Doing continuous matching using tMatchIndexPredict
This scenario applies only to Talend Platform products with Big Data and Talend Data Fabric.
After indexing lookup data in Elasticsearch using tMatchIndex, you do not need to restart the matching process from scratch. The tMatchIndexPredict component compares new data records with the lookup stored in ElasticSearch.
In this example, a list of early childhood education centers in Chicago coming from ten different source has been cleaned, deduplicated and indexed in Elasticsearch. You want to match new records which contain information about early childhood education centers in Chicago against the reference data set stored in Elasticsearch.
tMatchIndexPredict uses pairing and matching models to group together records from the input data and the matching records from the reference data set indexed in Elasticsearch and label the suspect pairs.

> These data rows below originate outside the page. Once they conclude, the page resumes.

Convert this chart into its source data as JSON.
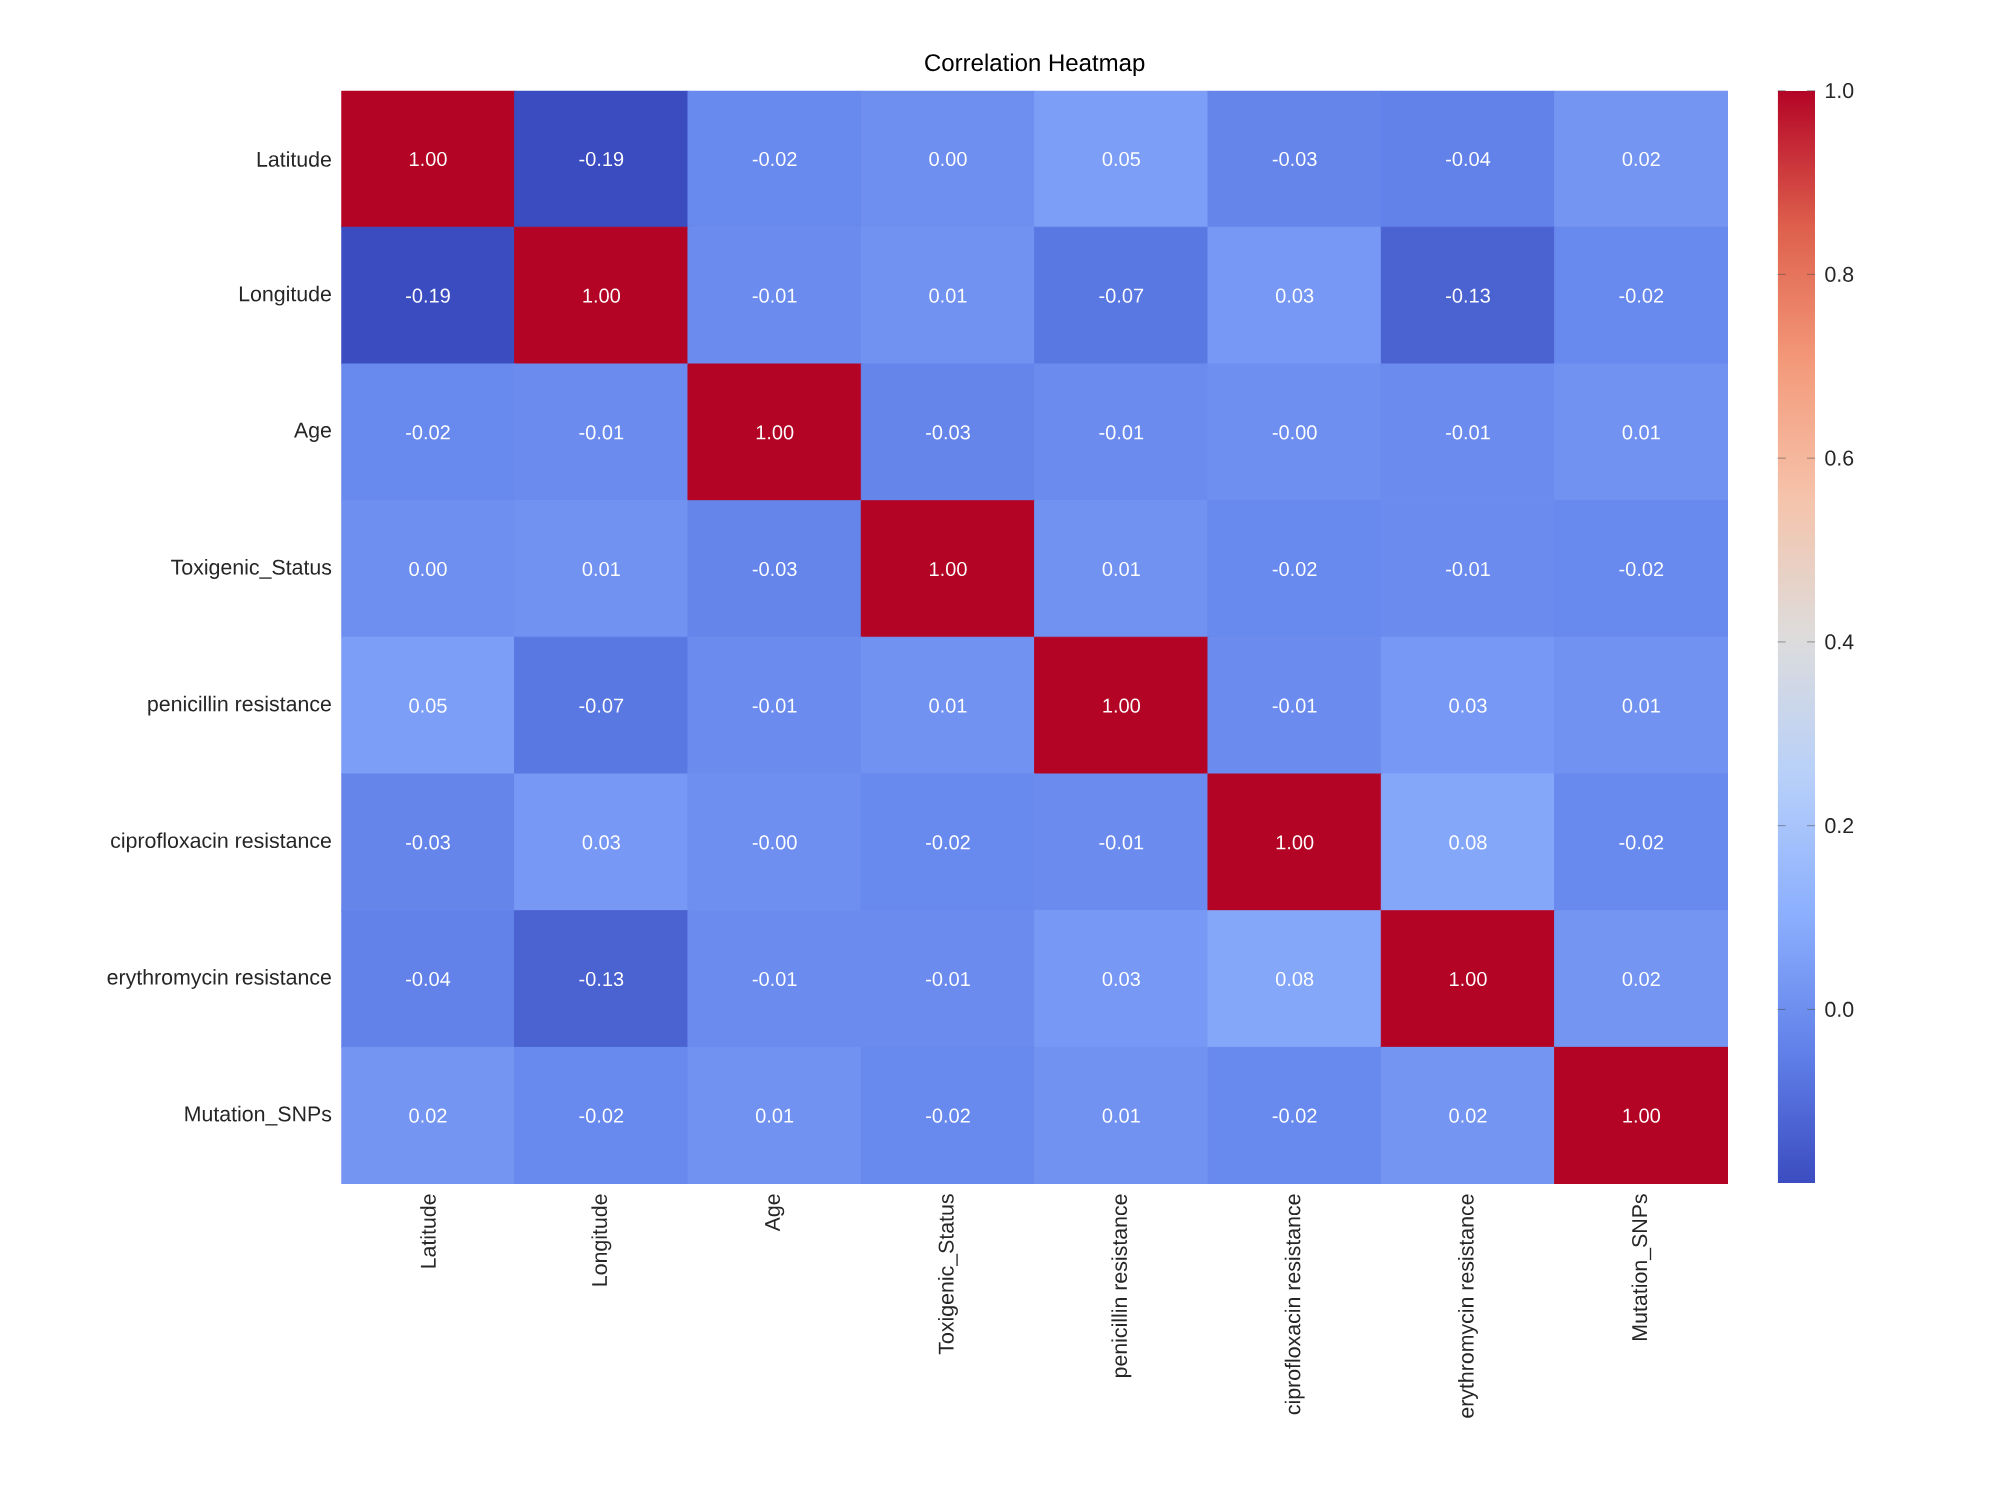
{
  "chart_data": {
    "type": "heatmap",
    "title": "Correlation Heatmap",
    "categories": [
      "Latitude",
      "Longitude",
      "Age",
      "Toxigenic_Status",
      "penicillin resistance",
      "ciprofloxacin resistance",
      "erythromycin resistance",
      "Mutation_SNPs"
    ],
    "y_categories": [
      "Latitude",
      "Longitude",
      "Age",
      "Toxigenic_Status",
      "penicillin resistance",
      "ciprofloxacin resistance",
      "erythromycin resistance",
      "Mutation_SNPs"
    ],
    "cells": [
      [
        1,
        -0.19,
        -0.02,
        0.0,
        0.05,
        -0.03,
        -0.04,
        0.02
      ],
      [
        -0.19,
        1,
        -0.01,
        0.01,
        -0.07,
        0.03,
        -0.13,
        -0.02
      ],
      [
        -0.02,
        -0.01,
        1,
        -0.03,
        -0.01,
        -0.0,
        -0.01,
        0.01
      ],
      [
        0.0,
        0.01,
        -0.03,
        1,
        0.01,
        -0.02,
        -0.01,
        -0.02
      ],
      [
        0.05,
        -0.07,
        -0.01,
        0.01,
        1,
        -0.01,
        0.03,
        0.01
      ],
      [
        -0.03,
        0.03,
        -0.0,
        -0.02,
        -0.01,
        1,
        0.08,
        -0.02
      ],
      [
        -0.04,
        -0.13,
        -0.01,
        -0.01,
        0.03,
        0.08,
        1,
        0.02
      ],
      [
        0.02,
        -0.02,
        0.01,
        -0.02,
        0.01,
        -0.02,
        0.02,
        1
      ]
    ],
    "cell_labels": [
      [
        "1.00",
        "-0.19",
        "-0.02",
        "0.00",
        "0.05",
        "-0.03",
        "-0.04",
        "0.02"
      ],
      [
        "-0.19",
        "1.00",
        "-0.01",
        "0.01",
        "-0.07",
        "0.03",
        "-0.13",
        "-0.02"
      ],
      [
        "-0.02",
        "-0.01",
        "1.00",
        "-0.03",
        "-0.01",
        "-0.00",
        "-0.01",
        "0.01"
      ],
      [
        "0.00",
        "0.01",
        "-0.03",
        "1.00",
        "0.01",
        "-0.02",
        "-0.01",
        "-0.02"
      ],
      [
        "0.05",
        "-0.07",
        "-0.01",
        "0.01",
        "1.00",
        "-0.01",
        "0.03",
        "0.01"
      ],
      [
        "-0.03",
        "0.03",
        "-0.00",
        "-0.02",
        "-0.01",
        "1.00",
        "0.08",
        "-0.02"
      ],
      [
        "-0.04",
        "-0.13",
        "-0.01",
        "-0.01",
        "0.03",
        "0.08",
        "1.00",
        "0.02"
      ],
      [
        "0.02",
        "-0.02",
        "0.01",
        "-0.02",
        "0.01",
        "-0.02",
        "0.02",
        "1.00"
      ]
    ],
    "clim": [
      -0.19,
      1
    ],
    "cticks": [
      {
        "value": 0,
        "label": "0.0"
      },
      {
        "value": 0.2,
        "label": "0.2"
      },
      {
        "value": 0.4,
        "label": "0.4"
      },
      {
        "value": 0.6,
        "label": "0.6"
      },
      {
        "value": 0.8,
        "label": "0.8"
      },
      {
        "value": 1,
        "label": "1.0"
      }
    ]
  }
}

tMatchIndexPredict outputs potential duplicates and unique records in separate files.
-
You generated a pairing model.
For examples of how to generate a pairing model, see Computing suspect pairs and suspect sample from source data and Computing suspect pairs and writing a sample in .
You can find an example of how to generate a pairing model on Talend Help Center (https://help.talend.com).
-
You generated a matching model.
For examples of how to generate a matching model, see Generating a matching model and Generating a matching model from a Grouping campaign.
You can find an example of how to generate a matching model on Talend Help Center (https://help.talend.com).
-
Clean and deduplicated data has been indexed in Elasticsearch to match against new data records and determine whether they are unique records or suspect duplicates.
For further information, see Indexing a reference data set in Elasticsearch.
You can find an example of how to index clean and deduplicated data in ElasticSearch on Talend Help Center (https://help.talend.com).
-
The Elasticsearch search cluster must be running ElasticSearch 5+.